Mauthausen, Áustria
A manhã está nítida e ensolarada no final de dezembro de 2015, quando viro à direita em uma pequena estrada rural e entro em Mauthausen, uma pequena cidade medieval no norte da Áustria, a cerca de 50 milhas da fronteira com a República Tcheca. Passo por um aglomerado de prédios baixos e continuo dirigindo por pastos verdes imaculados e lindas fazendas.
Estaciono em uma colina com vista para a cidade. Abaixo está o amplo rio Danúbio.

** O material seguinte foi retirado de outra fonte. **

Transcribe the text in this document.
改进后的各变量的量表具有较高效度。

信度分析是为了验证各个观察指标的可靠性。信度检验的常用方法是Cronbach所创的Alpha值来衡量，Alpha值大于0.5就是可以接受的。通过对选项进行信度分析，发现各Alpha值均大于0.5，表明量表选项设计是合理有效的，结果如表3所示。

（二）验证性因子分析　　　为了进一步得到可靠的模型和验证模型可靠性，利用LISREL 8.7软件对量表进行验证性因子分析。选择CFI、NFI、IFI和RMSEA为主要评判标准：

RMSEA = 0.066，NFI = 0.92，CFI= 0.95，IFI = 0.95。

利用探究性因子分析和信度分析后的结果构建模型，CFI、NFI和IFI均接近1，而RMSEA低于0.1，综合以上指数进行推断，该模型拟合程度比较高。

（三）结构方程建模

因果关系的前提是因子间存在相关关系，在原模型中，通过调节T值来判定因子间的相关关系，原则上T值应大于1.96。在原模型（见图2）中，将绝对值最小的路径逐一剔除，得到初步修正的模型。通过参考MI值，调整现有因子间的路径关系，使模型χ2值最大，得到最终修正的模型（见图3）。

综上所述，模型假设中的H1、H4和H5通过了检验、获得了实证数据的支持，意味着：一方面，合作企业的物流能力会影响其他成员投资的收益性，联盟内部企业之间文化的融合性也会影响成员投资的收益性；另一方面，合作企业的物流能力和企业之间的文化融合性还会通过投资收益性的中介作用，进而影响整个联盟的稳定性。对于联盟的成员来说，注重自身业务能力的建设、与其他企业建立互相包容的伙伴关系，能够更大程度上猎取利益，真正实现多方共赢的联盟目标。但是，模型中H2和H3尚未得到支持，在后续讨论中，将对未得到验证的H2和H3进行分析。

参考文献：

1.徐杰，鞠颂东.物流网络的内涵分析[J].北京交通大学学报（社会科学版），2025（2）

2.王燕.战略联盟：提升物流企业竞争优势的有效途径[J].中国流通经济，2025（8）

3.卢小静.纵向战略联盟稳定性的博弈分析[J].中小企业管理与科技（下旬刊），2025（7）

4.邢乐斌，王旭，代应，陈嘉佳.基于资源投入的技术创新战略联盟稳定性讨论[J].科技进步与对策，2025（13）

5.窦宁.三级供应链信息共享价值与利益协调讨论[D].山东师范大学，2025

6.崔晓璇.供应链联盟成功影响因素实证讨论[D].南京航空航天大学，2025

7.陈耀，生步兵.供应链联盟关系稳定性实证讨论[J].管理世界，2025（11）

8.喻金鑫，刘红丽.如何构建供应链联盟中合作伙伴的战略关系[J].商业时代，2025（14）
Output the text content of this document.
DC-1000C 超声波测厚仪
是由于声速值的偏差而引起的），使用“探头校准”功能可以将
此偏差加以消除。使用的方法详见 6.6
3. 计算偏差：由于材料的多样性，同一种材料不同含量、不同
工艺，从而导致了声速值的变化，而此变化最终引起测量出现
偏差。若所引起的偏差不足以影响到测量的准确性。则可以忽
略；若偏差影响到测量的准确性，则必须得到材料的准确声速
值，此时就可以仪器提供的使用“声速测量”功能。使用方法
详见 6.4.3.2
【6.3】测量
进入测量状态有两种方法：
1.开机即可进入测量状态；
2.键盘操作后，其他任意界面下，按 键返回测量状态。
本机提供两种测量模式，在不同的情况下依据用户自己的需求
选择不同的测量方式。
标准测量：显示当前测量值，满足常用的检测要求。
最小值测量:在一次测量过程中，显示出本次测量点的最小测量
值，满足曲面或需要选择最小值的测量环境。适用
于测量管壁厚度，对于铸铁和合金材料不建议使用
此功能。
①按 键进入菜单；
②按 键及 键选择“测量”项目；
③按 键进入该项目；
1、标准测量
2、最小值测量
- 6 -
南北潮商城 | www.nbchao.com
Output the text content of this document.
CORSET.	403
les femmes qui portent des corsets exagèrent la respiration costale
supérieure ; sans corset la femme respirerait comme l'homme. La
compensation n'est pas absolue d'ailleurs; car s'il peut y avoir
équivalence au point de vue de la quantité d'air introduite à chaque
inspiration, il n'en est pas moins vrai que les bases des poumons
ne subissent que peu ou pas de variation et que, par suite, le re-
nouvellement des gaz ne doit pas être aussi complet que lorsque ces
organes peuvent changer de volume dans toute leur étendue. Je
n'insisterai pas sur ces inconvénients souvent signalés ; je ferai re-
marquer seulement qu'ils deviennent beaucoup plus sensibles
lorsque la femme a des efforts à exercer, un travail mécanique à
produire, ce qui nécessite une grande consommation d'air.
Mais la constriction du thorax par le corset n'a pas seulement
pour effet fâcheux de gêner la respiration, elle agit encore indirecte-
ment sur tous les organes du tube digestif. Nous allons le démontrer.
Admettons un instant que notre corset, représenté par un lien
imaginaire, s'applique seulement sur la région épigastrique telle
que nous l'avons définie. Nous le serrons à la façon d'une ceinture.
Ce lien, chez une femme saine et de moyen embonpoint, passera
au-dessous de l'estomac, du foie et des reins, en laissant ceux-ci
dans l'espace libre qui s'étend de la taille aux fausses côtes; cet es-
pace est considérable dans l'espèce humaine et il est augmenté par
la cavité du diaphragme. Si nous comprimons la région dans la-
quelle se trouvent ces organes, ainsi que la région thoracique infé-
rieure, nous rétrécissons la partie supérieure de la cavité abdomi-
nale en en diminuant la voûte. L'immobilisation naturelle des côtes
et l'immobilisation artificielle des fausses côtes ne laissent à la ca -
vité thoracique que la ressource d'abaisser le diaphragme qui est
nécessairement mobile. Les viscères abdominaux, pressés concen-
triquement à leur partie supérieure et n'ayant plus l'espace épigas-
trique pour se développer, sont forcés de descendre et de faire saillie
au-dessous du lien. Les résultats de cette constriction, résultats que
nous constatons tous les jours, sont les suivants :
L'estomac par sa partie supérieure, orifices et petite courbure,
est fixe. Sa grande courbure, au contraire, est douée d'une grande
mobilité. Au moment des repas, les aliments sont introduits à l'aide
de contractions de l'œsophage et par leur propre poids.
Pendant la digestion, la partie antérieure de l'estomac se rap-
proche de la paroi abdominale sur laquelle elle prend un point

Aglomerados de casas rurais brotam do cume de duas colinas verdes e macias, a fumaça saindo lentamente de suas chaminés. Um pequeno grupo de vacas está pastando, e eu posso ouvir o ruído periódico de um rebanho de ovelhas. Ao longe, as colinas retrocedem em camadas de verde sobre verde, como as escamas de um dragão gigante adormecido. Toda a cena é emoldurada pelos picos brancos e irregulares dos Alpes austríacos.
Mauthausen é um lugar idílico. Calmo, quase mágico. No entanto, dirigi até aqui não para apreciar a vista, mas para me aproximar de algo que só entendi completamente enquanto escrevia este livro.
Hoje, a tecnologia de computadores frequentemente opera sem ser vista, oculta em gadgets, fios, chips, sinais sem fio, sistemas operacionais e softwares. Estamos cercados por computadores e redes, mas mal os notamos. Se pensarmos neles, tendemos a associá-los ao progresso. Raramente paramos para pensar no lado sombrio da tecnologia da informação – todas as maneiras pelas quais ela pode ser usada e abusada para controlar as sociedades, infligir dor e sofrimento. Aqui, neste cenário bucólico tranquilo, há um monumento esquecido desse poder: o Campo de Concentração de Mauthausen.
Construído em um monte acima da cidade, é surpreendentemente bem preservado: grossas paredes de pedra, torres de guarda, um par de chaminés sinistras ligadas à câmara de gás e ao crematório do campo. Algumas barras de metal pontiagudas ficam penduradas na parede acima dos enormes portões do acampamento, restos de uma águia nazista de ferro gigante que foi derrubada imediatamente após a libertação. Está quieto agora, apenas alguns visitantes solenes. Mas na década de 1930, Mauthausen havia sido um motor econômico vital do plano genocida de Hitler para tornar a Europa e a União Soviética o quintal da sua própria utopia. Começou como uma pedreira de granito, mas rapidamente se transformou no maior complexo de trabalho escravo da Alemanha nazista, com cinquenta subcampos que cobriam a maior parte da Áustria moderna. Aqui, centenas de milhares de prisioneiros – principalmente judeus europeus, mas também ciganos, espanhóis, russos, sérvios, eslovenos, alemães, búlgaros e até cubanos – foram mortos. Eles refinaram petróleo, construíram aviões de combate, montaram canhões, desenvolveram tecnologia de foguetes e foram arrendados para empresas privadas alemãs. Volkswagen, Siemens, Daimler-Benz, BMW, Bosch – todos se beneficiaram da mão-de-obra escrava do campo. Mauthausen, o centro nervoso administrativo, foi dirigido centralmente a partir de Berlim, usando o que havia de mais recente em tecnologia de computadores: tabuladores IBM de cartões perfurados.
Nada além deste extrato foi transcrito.